All military aircraft of the insurgents' air force formed a reconnaissance-bomber unit, called the Combined Squadron. It consisted of four Avia B-534 biplane fighters, three older Letov Š-328 light bombers, and two obsolete Bf 109E-4. They were later reinforced by a two other Bf 109G-6s and one Focke-Wulf Fw 189, which escaped from eastern Slovakia to the Soviets in Poland, after the insurgents in eastern Slovakia were surrounded and disarmed by Germans. Other aircraft reported in hands of rebels were two Klemm Kl 35, some Heinkel He 72 Kadett and two Savoia-Marchetti SM.84 medium bombers, captured during combat. The insurgents had trouble supplying their air force, especially ammunition for the German machine-guns of the Bf 109s.

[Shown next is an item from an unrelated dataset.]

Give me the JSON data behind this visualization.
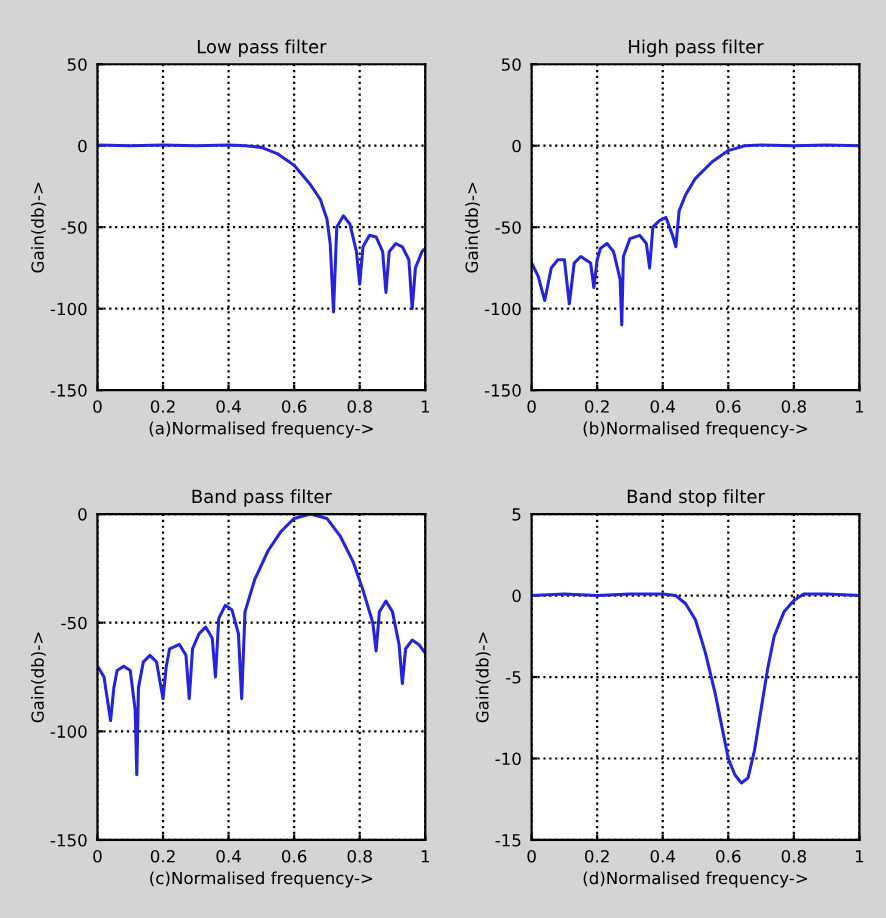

The Soviets provided help for the uprising on 17 September 1944, when they moved the 1st Czechoslovak Fighter Air Regiment under the command of Captain František Fajtl. This unit, flying Lavochkin La-5FN, was formed from among skilled fighter pilots - particularly Czechoslovak volunteer veterans from the RAF. Insurgent pilots flew 923 sorties and destroyed 40 Axis planes. They also provided many reconnaissance flights and attacks on ground targets. The activity of air forces in Slovakia at the end of 1944 was often disrupted by poor weather and low cloud, which made flights in mountainous central Slovakia very risky. Units provided air cover for the uprising from the Zolná and Tri Duby airfields until 25 October 1944. In these days the last insurgent airfield Tri Duby was threatened by artillery fire and the advance of German troops.
As the uprising was being overrun by the Germans in the end of October 1944, the commander-in-chief of the insurgent army, Rudolf Viest, ordered the Air Force to withdraw from central Slovakia to safer airfields, secured by Red Army in Poland. Most of the pilots joined the 1st Czechoslovak Combined Air Division, which took part in liberating Poland and Czechoslovakia at the beginning of 1945.